I have a client who has had a farm for the last 4 years. There has been 4 consecutive Losses in a row. He still has cows that are not fully deprecated yet. There was no income this year at all. Should I mark on the Schedule F that some investments is not at risk, so this loss is not recorded for this year? If so, will that loss move to next year's as a carryover with hopes he will have income coming in?
He can have losses 25 years in a row and still claim them. And that's what many taxpayers have done, although usually it involves horses because "gentleman farmers" prefer them to cattle. Showing a profit helps the taxpayer overcome the burden of proving it's a business. Having a loss doesn't help IRS any more than the cards they already hold.

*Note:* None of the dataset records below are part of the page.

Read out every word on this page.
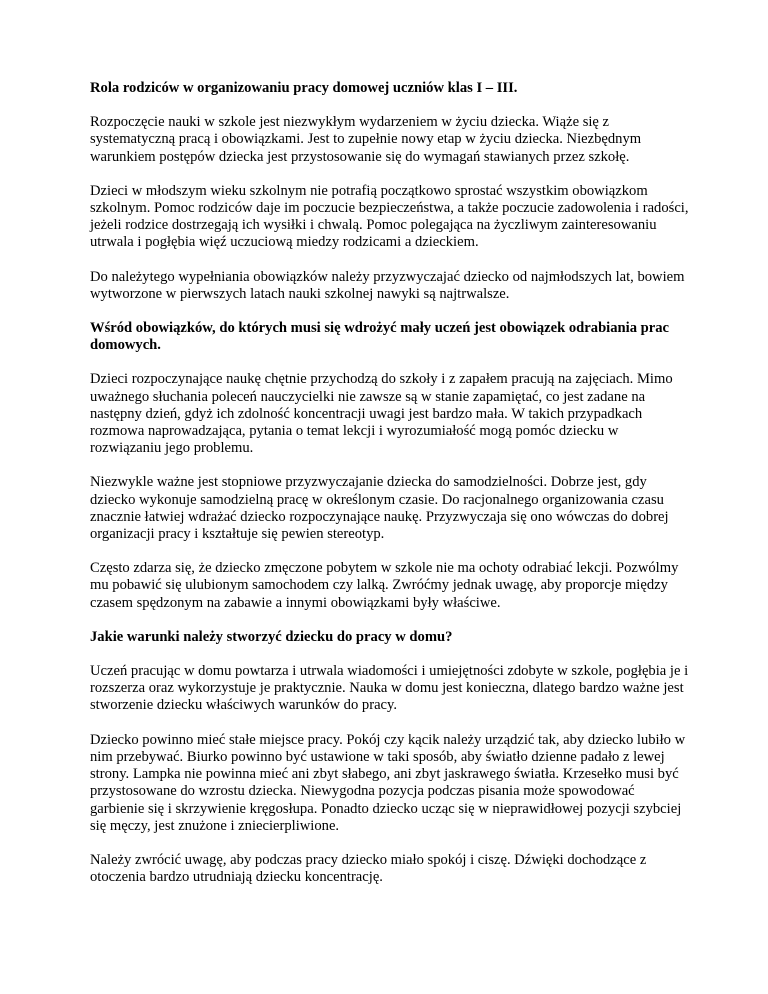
Rola rodziców w organizowaniu pracy domowej uczniów klas I – III.

Rozpoczęcie nauki w szkole jest niezwykłym wydarzeniem w życiu dziecka. Wiąże się z systematyczną pracą i obowiązkami. Jest to zupełnie nowy etap w życiu dziecka. Niezbędnym warunkiem postępów dziecka jest przystosowanie się do wymagań stawianych przez szkołę.

Dzieci w młodszym wieku szkolnym nie potrafią początkowo sprostać wszystkim obowiązkom szkolnym. Pomoc rodziców daje im poczucie bezpieczeństwa, a także poczucie zadowolenia i radości, jeżeli rodzice dostrzegają ich wysiłki i chwalą. Pomoc polegająca na życzliwym zainteresowaniu utrwala i pogłębia więź uczuciową miedzy rodzicami a dzieckiem.

Do należytego wypełniania obowiązków należy przyzwyczajać dziecko od najmłodszych lat, bowiem wytworzone w pierwszych latach nauki szkolnej nawyki są najtrwalsze.

Wśród obowiązków, do których musi się wdrożyć mały uczeń jest obowiązek odrabiania prac domowych.

Dzieci rozpoczynające naukę chętnie przychodzą do szkoły i z zapałem pracują na zajęciach. Mimo uważnego słuchania poleceń nauczycielki nie zawsze są w stanie zapamiętać, co jest zadane na następny dzień, gdyż ich zdolność koncentracji uwagi jest bardzo mała. W takich przypadkach rozmowa naprowadzająca, pytania o temat lekcji i wyrozumiałość mogą pomóc dziecku w rozwiązaniu jego problemu.

Niezwykle ważne jest stopniowe przyzwyczajanie dziecka do samodzielności. Dobrze jest, gdy dziecko wykonuje samodzielną pracę w określonym czasie. Do racjonalnego organizowania czasu znacznie łatwiej wdrażać dziecko rozpoczynające naukę. Przyzwyczaja się ono wówczas do dobrej organizacji pracy i kształtuje się pewien stereotyp.

Często zdarza się, że dziecko zmęczone pobytem w szkole nie ma ochoty odrabiać lekcji. Pozwólmy mu pobawić się ulubionym samochodem czy lalką. Zwróćmy jednak uwagę, aby proporcje między czasem spędzonym na zabawie a innymi obowiązkami były właściwe.

Jakie warunki należy stworzyć dziecku do pracy w domu?

Uczeń pracując w domu powtarza i utrwala wiadomości i umiejętności zdobyte w szkole, pogłębia je i rozszerza oraz wykorzystuje je praktycznie. Nauka w domu jest konieczna, dlatego bardzo ważne jest stworzenie dziecku właściwych warunków do pracy.

Dziecko powinno mieć stałe miejsce pracy. Pokój czy kącik należy urządzić tak, aby dziecko lubiło w nim przebywać. Biurko powinno być ustawione w taki sposób, aby światło dzienne padało z lewej strony. Lampka nie powinna mieć ani zbyt słabego, ani zbyt jaskrawego światła. Krzesełko musi być przystosowane do wzrostu dziecka. Niewygodna pozycja podczas pisania może spowodować garbienie się i skrzywienie kręgosłupa. Ponadto dziecko ucząc się w nieprawidłowej pozycji szybciej się męczy, jest znużone i zniecierpliwione.

Należy zwrócić uwagę, aby podczas pracy dziecko miało spokój i ciszę. Dźwięki dochodzące z otoczenia bardzo utrudniają dziecku koncentrację.
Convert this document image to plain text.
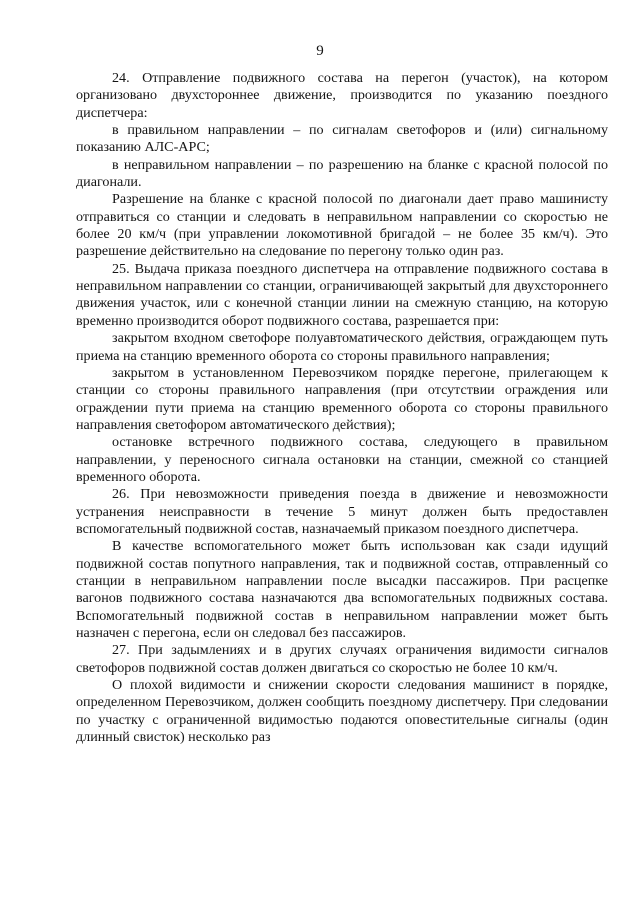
9

24. Отправление подвижного состава на перегон (участок), на котором организовано двухстороннее движение, производится по указанию поездного диспетчера:

в правильном направлении – по сигналам светофоров и (или) сигнальному показанию АЛС-АРС;

в неправильном направлении – по разрешению на бланке с красной полосой по диагонали.

Разрешение на бланке с красной полосой по диагонали дает право машинисту отправиться со станции и следовать в неправильном направлении со скоростью не более 20 км/ч (при управлении локомотивной бригадой – не более 35 км/ч). Это разрешение действительно на следование по перегону только один раз.

25. Выдача приказа поездного диспетчера на отправление подвижного состава в неправильном направлении со станции, ограничивающей закрытый для двухстороннего движения участок, или с конечной станции линии на смежную станцию, на которую временно производится оборот подвижного состава, разрешается при:

закрытом входном светофоре полуавтоматического действия, ограждающем путь приема на станцию временного оборота со стороны правильного направления;

закрытом в установленном Перевозчиком порядке перегоне, прилегающем к станции со стороны правильного направления (при отсутствии ограждения или ограждении пути приема на станцию временного оборота со стороны правильного направления светофором автоматического действия);

остановке встречного подвижного состава, следующего в правильном направлении, у переносного сигнала остановки на станции, смежной со станцией временного оборота.

26. При невозможности приведения поезда в движение и невозможности устранения неисправности в течение 5 минут должен быть предоставлен вспомогательный подвижной состав, назначаемый приказом поездного диспетчера.

В качестве вспомогательного может быть использован как сзади идущий подвижной состав попутного направления, так и подвижной состав, отправленный со станции в неправильном направлении после высадки пассажиров. При расцепке вагонов подвижного состава назначаются два вспомогательных подвижных состава. Вспомогательный подвижной состав в неправильном направлении может быть назначен с перегона, если он следовал без пассажиров.

27. При задымлениях и в других случаях ограничения видимости сигналов светофоров подвижной состав должен двигаться со скоростью не более 10 км/ч.

О плохой видимости и снижении скорости следования машинист в порядке, определенном Перевозчиком, должен сообщить поездному диспетчеру. При следовании по участку с ограниченной видимостью подаются оповестительные сигналы (один длинный свисток) несколько раз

@Terry53029 You know the origin of the "red flag" expression? Back when paper returns were mailed to IRS district offices, those of IRS employees were literally "red flagged." In recent years people who know nothing about IRS return processing but get paid to write something, often have used the "red flag" expression in relation to returns claiming office in home. Not so much of that anymore, since it was taken away from employees. But it's absurd (or maybe just wishful thinking) to think that IRS computers are capable of analyzing one taxpayer over a period of three or four years, to sort out those with consecutive losses. They're not able in many cases to do document matching for a single year.
Much of the Internal Revenue Code is written in plain English. Here is what Section 183(d) says. Why someone turns it around to mean "IRS gets to presume it's a hobby unless you show a profit in three years," is beyond me.
"If the gross income derived from an activity for 3 or more of the taxable years in the period of 5 consecutive taxable years which ends with the taxable year exceeds the deductions attributable to such activity (determined without regard to whether or not such activity is engaged in for profit), then, unless the Secretary establishes to the contrary, such activity shall be presumed for purposes of this chapter for such taxable year to be an activity engaged in for profit.
Thanks for the info Bob. I do believe the IRS has items that flag a return (what ever color the flag is) In past years I worked with an ex IRS agent, and he had said one flag was consistence losses. Not sure how the IRS collected the info now or then, but it seems reasonable that a consistent loss would raise questions. Maybe just pulled at random, and looked at. That is why I replied to original poster to take loss if client was truly in business
No, the "At-Risk" rules have NOTHING to do with continual losses or not.
As was mentioned, you could need to look at the business vs hobby rules, looking at the "nine factors" (see link). However, farms VERY often runs losses for many years, so that is very common.